Tacked on the door there is a list of meals—each item with a check. When she first got me onto that, I used to draw up menus to shock: pigs’ knuckles with whipped egg-white, ice-cream with snow peas, but that was juvenile, and god-awful if I was honorable enough to eat them. Now the meals are so balanced they could spin on a dietitian’s nose. Inside, when she opens up, the milk carton smells sweet—and has a red ribbon on it to show the level. The eggs are pillowed in their grey paper-carton casket: I couldn’t resist sticking a tiny flag on it, American of course. There isn’t a single festering dish in the box.

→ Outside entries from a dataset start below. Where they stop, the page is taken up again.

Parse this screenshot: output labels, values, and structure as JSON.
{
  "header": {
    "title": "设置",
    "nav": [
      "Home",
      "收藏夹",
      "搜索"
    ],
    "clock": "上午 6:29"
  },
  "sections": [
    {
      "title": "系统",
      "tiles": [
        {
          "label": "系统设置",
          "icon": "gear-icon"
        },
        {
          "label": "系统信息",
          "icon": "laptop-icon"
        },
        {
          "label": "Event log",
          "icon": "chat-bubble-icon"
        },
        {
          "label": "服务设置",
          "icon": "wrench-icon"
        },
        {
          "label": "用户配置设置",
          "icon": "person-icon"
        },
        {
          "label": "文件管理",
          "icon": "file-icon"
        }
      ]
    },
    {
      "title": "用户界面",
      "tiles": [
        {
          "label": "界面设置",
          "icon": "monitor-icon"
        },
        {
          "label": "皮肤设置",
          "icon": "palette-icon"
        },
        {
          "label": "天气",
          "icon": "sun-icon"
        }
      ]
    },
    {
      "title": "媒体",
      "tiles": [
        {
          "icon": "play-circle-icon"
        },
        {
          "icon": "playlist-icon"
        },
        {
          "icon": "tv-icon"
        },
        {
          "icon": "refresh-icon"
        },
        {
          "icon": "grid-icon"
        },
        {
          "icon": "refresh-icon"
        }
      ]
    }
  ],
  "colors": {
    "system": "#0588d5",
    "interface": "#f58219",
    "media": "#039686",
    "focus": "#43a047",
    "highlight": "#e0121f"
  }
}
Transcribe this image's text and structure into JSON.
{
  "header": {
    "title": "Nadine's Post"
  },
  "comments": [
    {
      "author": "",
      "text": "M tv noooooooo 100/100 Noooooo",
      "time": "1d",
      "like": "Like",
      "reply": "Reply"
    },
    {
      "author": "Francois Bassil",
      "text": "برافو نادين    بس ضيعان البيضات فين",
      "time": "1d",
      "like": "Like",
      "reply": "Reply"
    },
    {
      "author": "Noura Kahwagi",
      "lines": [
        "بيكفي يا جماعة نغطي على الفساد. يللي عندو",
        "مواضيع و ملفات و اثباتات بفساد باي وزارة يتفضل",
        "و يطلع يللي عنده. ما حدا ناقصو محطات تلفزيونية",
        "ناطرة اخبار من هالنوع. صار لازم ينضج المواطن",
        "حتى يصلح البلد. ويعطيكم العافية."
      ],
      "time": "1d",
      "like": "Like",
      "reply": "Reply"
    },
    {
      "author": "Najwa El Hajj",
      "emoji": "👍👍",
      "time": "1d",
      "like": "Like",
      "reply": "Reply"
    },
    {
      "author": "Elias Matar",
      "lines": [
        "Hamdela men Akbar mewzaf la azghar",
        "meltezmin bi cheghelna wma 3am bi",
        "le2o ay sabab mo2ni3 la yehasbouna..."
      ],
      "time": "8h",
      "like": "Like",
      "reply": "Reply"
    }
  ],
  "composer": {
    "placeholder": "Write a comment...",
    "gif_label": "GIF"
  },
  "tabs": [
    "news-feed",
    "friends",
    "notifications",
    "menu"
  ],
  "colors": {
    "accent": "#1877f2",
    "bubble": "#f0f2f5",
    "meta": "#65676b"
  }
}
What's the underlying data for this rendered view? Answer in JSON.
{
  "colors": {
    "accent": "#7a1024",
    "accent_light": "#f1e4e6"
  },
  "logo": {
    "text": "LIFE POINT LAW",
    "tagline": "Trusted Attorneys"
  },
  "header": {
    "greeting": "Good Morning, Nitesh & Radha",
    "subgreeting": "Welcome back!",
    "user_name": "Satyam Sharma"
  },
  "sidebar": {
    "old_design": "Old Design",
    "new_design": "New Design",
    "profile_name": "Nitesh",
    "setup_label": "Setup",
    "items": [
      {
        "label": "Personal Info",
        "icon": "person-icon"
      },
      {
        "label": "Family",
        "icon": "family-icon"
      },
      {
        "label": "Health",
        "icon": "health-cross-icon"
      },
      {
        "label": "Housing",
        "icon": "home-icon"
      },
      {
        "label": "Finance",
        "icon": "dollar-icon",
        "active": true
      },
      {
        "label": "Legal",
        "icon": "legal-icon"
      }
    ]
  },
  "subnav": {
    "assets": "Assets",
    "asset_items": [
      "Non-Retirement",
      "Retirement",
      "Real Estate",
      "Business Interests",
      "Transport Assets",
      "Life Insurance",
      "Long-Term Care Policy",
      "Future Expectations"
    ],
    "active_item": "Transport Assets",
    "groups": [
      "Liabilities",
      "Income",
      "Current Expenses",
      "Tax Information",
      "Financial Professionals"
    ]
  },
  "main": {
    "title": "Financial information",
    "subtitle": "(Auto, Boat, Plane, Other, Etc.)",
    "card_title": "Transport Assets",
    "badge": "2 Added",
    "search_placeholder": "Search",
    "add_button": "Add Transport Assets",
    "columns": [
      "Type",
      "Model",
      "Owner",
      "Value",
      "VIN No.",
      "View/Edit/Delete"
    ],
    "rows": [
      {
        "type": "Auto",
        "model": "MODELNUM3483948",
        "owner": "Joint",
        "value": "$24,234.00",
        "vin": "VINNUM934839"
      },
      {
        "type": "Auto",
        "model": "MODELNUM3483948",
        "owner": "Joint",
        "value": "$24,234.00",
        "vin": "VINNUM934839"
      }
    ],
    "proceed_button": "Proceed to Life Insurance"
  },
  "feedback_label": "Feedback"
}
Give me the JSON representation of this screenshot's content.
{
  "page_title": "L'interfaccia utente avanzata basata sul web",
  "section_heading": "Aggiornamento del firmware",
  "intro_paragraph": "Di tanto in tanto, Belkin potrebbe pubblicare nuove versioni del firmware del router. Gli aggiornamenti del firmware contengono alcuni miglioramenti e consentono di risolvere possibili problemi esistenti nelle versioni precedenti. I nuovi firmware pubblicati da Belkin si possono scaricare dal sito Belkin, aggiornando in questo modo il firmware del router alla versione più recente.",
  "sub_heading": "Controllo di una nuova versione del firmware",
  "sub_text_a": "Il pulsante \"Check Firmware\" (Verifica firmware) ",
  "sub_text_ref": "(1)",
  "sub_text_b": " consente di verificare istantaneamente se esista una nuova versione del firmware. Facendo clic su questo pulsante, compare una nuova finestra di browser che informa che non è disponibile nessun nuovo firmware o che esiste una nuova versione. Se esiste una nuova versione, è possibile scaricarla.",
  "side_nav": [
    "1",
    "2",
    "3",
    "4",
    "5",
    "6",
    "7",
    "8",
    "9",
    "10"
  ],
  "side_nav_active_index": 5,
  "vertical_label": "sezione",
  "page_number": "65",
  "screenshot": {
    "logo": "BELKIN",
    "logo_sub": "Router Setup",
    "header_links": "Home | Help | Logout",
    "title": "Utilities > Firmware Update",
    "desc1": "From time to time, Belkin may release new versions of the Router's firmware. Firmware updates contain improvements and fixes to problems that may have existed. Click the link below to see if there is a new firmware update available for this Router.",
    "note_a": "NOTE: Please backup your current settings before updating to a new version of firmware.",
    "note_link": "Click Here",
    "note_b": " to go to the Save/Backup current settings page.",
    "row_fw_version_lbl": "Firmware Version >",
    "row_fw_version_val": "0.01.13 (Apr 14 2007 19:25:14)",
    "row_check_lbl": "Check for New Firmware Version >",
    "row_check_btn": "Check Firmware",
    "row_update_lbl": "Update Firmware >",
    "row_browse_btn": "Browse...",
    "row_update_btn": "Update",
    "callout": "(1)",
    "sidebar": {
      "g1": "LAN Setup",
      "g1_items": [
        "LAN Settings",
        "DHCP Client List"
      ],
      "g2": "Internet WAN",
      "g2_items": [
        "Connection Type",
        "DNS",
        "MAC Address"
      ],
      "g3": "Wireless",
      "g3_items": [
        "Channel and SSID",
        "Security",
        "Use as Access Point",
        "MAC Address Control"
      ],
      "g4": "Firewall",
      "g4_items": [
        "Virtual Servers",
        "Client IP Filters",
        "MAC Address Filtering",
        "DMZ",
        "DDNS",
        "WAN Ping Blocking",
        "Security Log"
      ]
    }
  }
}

Gold reaches in to flip the ribbon.
I say, ‘I couldn’t find a rubber band.’ We both giggle.
‘Oh, Carol. If you could only be casual.’
‘If I could, Gold, you wouldn’t be here.’
A sigh. ‘Still, wish my kids could see that squeaky-clean box.’
She’s always posing me and her kids against each other. That is something she doesn’t know and I’m not telling. ‘No you wouldn’t. Gold. Because I cheat. Last night was when I ate every old leftover in the box.’
‘At least you eat.’ She is moving the milk carton aside. And there are the medicines. One has a seductive nipple-shape. The other squats in its box like a poltergeist. They are a new trust.
She checks. Both are empty. ‘You took them all? And I mean—take.’
‘No throwaways. I remember what you said.’
‘What did I say?’ She is truly puzzled. Her own slogans, don’t they register with her anymore? I wrote what she said in ink inside the box where I stash the barette; have even been considering a decal of it over the toilet—and she can’t remember it?
‘To remember the pills, “you have to take the pills.”’
‘You have a mind like a steel trap, Carol. When you want to.’
‘Trap?’
She squinches her eyes. ‘So, what was the week like?’
‘Mrs. Lopez and I did the roaches. Twice.’
‘Good.’
‘But they all went downstairs, to the tenants below. Is that right?’
‘Carol. I am not answering anymore of your questions about the state of the world.’
‘Yeah. Maybe there’s some pill you could take. So you could answer.’
I’m serious. Since the state of the world has got me where I am, maybe everyone should be taking pills for it. You take pills like I do, you better believe there’s one for every situation.